The Experience of God is for anyone seriously interested in philosophy or apologetics. His chief target is the New Atheist who repeatedly sets up a straw man, indolently and dishonestly attacking a demiurge god instead of the God of the great theistic traditions, in which he includes Christianity, Judaism, Islam, and Hinduism. His other book, Atheist Delusions, specifically refutes the ideas of (New) Atheism, whereas the purpose of The Experience of God is more narrowly to show that recent attacks on religion, particularly Christianity, fundamentally misunderstand religious claims.

He offers his definition of God on p. 7: “the infinite fullness of being, omnipotent, omnipresent, and omniscient, from whom all things come and upon whom things depend for every moment of their existence, without whom nothing at all could exist.”

The book is divided into three parts. He works through a proper definition of God in Part 1, defends classical theism against competing views of reality in Part 2, and finally, in Part 3, wraps up his arguments with insightful cultural commentary and a prescription to venture into the depths of theism, including but not limited to contemplative practices. Readers will find a trove of critiques of atheism and its oft accompanying materialism, particularly in Part 2. In this section, some may appreciate parallels to C. S. Lewis’s apologetic arguments in Miracles.

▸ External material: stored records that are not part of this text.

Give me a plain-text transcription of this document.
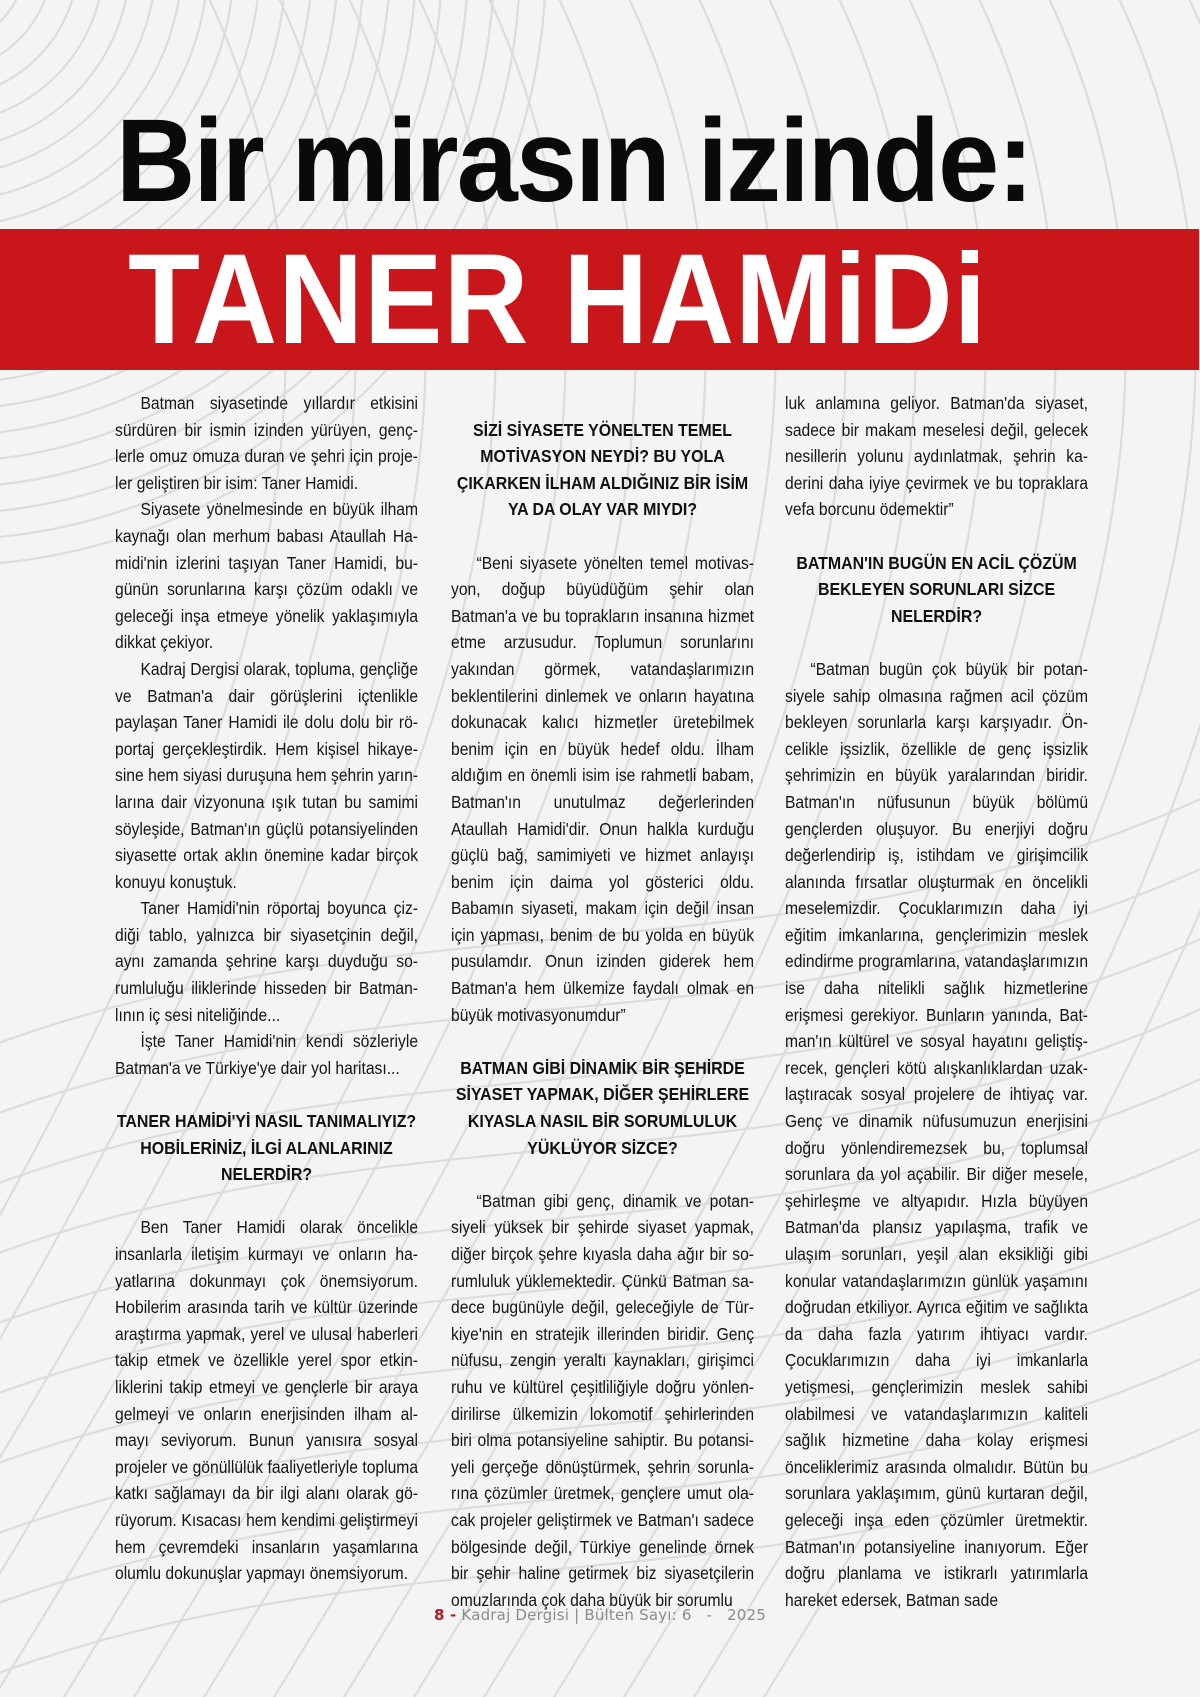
Bir mirasın izinde:
TANER HAMiDi

Batman siyasetinde yıllardır etkisini sürdüren bir ismin izinden yürüyen, gençlerle omuz omuza duran ve şehri için projeler geliştiren bir isim: Taner Hamidi.

Siyasete yönelmesinde en büyük ilham kaynağı olan merhum babası Ataullah Hamidi'nin izlerini taşıyan Taner Hamidi, bugünün sorunlarına karşı çözüm odaklı ve geleceği inşa etmeye yönelik yaklaşımıyla dikkat çekiyor.

Kadraj Dergisi olarak, topluma, gençliğe ve Batman'a dair görüşlerini içtenlikle paylaşan Taner Hamidi ile dolu dolu bir röportaj gerçekleştirdik. Hem kişisel hikayesine hem siyasi duruşuna hem şehrin yarınlarına dair vizyonuna ışık tutan bu samimi söyleşide, Batman'ın güçlü potansiyelinden siyasette ortak aklın önemine kadar birçok konuyu konuştuk.

Taner Hamidi'nin röportaj boyunca çizdiği tablo, yalnızca bir siyasetçinin değil, aynı zamanda şehrine karşı duyduğu sorumluluğu iliklerinde hisseden bir Batmanlının iç sesi niteliğinde...

İşte Taner Hamidi'nin kendi sözleriyle Batman'a ve Türkiye'ye dair yol haritası...

TANER HAMİDİ'Yİ NASIL TANIMALIYIZ? HOBİLERİNİZ, İLGİ ALANLARINIZ NELERDİR?

Ben Taner Hamidi olarak öncelikle insanlarla iletişim kurmayı ve onların hayatlarına dokunmayı çok önemsiyorum. Hobilerim arasında tarih ve kültür üzerinde araştırma yapmak, yerel ve ulusal haberleri takip etmek ve özellikle yerel spor etkinliklerini takip etmeyi ve gençlerle bir araya gelmeyi ve onların enerjisinden ilham almayı seviyorum. Bunun yanısıra sosyal projeler ve gönüllülük faaliyetleriyle topluma katkı sağlamayı da bir ilgi alanı olarak görüyorum. Kısacası hem kendimi geliştirmeyi hem çevremdeki insanların yaşamlarına olumlu dokunuşlar yapmayı önemsiyorum.

SİZİ SİYASETE YÖNELTEN TEMEL MOTİVASYON NEYDİ? BU YOLA ÇIKARKEN İLHAM ALDIĞINIZ BİR İSİM YA DA OLAY VAR MIYDI?

“Beni siyasete yönelten temel motivasyon, doğup büyüdüğüm şehir olan Batman'a ve bu toprakların insanına hizmet etme arzusudur. Toplumun sorunlarını yakından görmek, vatandaşlarımızın beklentilerini dinlemek ve onların hayatına dokunacak kalıcı hizmetler üretebilmek benim için en büyük hedef oldu. İlham aldığım en önemli isim ise rahmetli babam, Batman'ın unutulmaz değerlerinden Ataullah Hamidi'dir. Onun halkla kurduğu güçlü bağ, samimiyeti ve hizmet anlayışı benim için daima yol gösterici oldu. Babamın siyaseti, makam için değil insan için yapması, benim de bu yolda en büyük pusulamdır. Onun izinden giderek hem Batman'a hem ülkemize faydalı olmak en büyük motivasyonumdur”

BATMAN GİBİ DİNAMİK BİR ŞEHİRDE SİYASET YAPMAK, DİĞER ŞEHİRLERE KIYASLA NASIL BİR SORUMLULUK YÜKLÜYOR SİZCE?

“Batman gibi genç, dinamik ve potansiyeli yüksek bir şehirde siyaset yapmak, diğer birçok şehre kıyasla daha ağır bir sorumluluk yüklemektedir. Çünkü Batman sadece bugünüyle değil, geleceğiyle de Türkiye'nin en stratejik illerinden biridir. Genç nüfusu, zengin yeraltı kaynakları, girişimci ruhu ve kültürel çeşitliliğiyle doğru yönlendirilirse ülkemizin lokomotif şehirlerinden biri olma potansiyeline sahiptir. Bu potansiyeli gerçeğe dönüştürmek, şehrin sorunlarına çözümler üretmek, gençlere umut olacak projeler geliştirmek ve Batman'ı sadece bölgesinde değil, Türkiye genelinde örnek bir şehir haline getirmek biz siyasetçilerin omuzlarında çok daha büyük bir sorumlu

luk anlamına geliyor. Batman'da siyaset, sadece bir makam meselesi değil, gelecek nesillerin yolunu aydınlatmak, şehrin kaderini daha iyiye çevirmek ve bu topraklara vefa borcunu ödemektir”

BATMAN'IN BUGÜN EN ACİL ÇÖZÜM BEKLEYEN SORUNLARI SİZCE NELERDİR?

“Batman bugün çok büyük bir potansiyele sahip olmasına rağmen acil çözüm bekleyen sorunlarla karşı karşıyadır. Öncelikle işsizlik, özellikle de genç işsizlik şehrimizin en büyük yaralarından biridir. Batman'ın nüfusunun büyük bölümü gençlerden oluşuyor. Bu enerjiyi doğru değerlendirip iş, istihdam ve girişimcilik alanında fırsatlar oluşturmak en öncelikli meselemizdir. Çocuklarımızın daha iyi eğitim imkanlarına, gençlerimizin meslek edindirme programlarına, vatandaşlarımızın ise daha nitelikli sağlık hizmetlerine erişmesi gerekiyor. Bunların yanında, Batman'ın kültürel ve sosyal hayatını geliştişrecek, gençleri kötü alışkanlıklardan uzaklaştıracak sosyal projelere de ihtiyaç var. Genç ve dinamik nüfusumuzun enerjisini doğru yönlendiremezsek bu, toplumsal sorunlara da yol açabilir. Bir diğer mesele, şehirleşme ve altyapıdır. Hızla büyüyen Batman'da plansız yapılaşma, trafik ve ulaşım sorunları, yeşil alan eksikliği gibi konular vatandaşlarımızın günlük yaşamını doğrudan etkiliyor. Ayrıca eğitim ve sağlıkta da daha fazla yatırım ihtiyacı vardır. Çocuklarımızın daha iyi imkanlarla yetişmesi, gençlerimizin meslek sahibi olabilmesi ve vatandaşlarımızın kaliteli sağlık hizmetine daha kolay erişmesi önceliklerimiz arasında olmalıdır. Bütün bu sorunlara yaklaşımım, günü kurtaran değil, geleceği inşa eden çözümler üretmektir. Batman'ın potansiyeline inanıyorum. Eğer doğru planlama ve istikrarlı yatırımlarla hareket edersek, Batman sade

8 - Kadraj Dergisi | Bülten Sayı: 6 - 2025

Anyone familiar with Eastern Orthodoxy or the more mystical traditions of Christianity will recognize this influence throughout the work. Philosophically, his approach broadly falls within the Platonic tradition, which, granted, some modern theologians reject as a framework for Christian faith. He is nonetheless consistent in his presentation, and sells his perspective as convincingly as possible.

Readers may quibble that he undersells trinitarianism, but then again, his approach would not be so ecumenical if he did not resist the urge to make it exclusively a Christian work. The book is for anyone open to candidly assess their rejection of God, or for the Christian peer who is willing to take the long and arduous journey of accompanying skeptical friends through their intellectual doubt. It is worth the price even if for the last part, which provides stirring connections between consumerism, “incipient capitalism,” and atheism.

“In a sense, the triviality of [atheism] is its chief virtue. It is a diverting alternative to thinking deeply. It is a narcotic. In our time, to strike a lapidary phrase, irreligion is the opiate of the bourgeoisie, the sigh of the oppressed ego, the heart of a world filled with tantalizing toys.”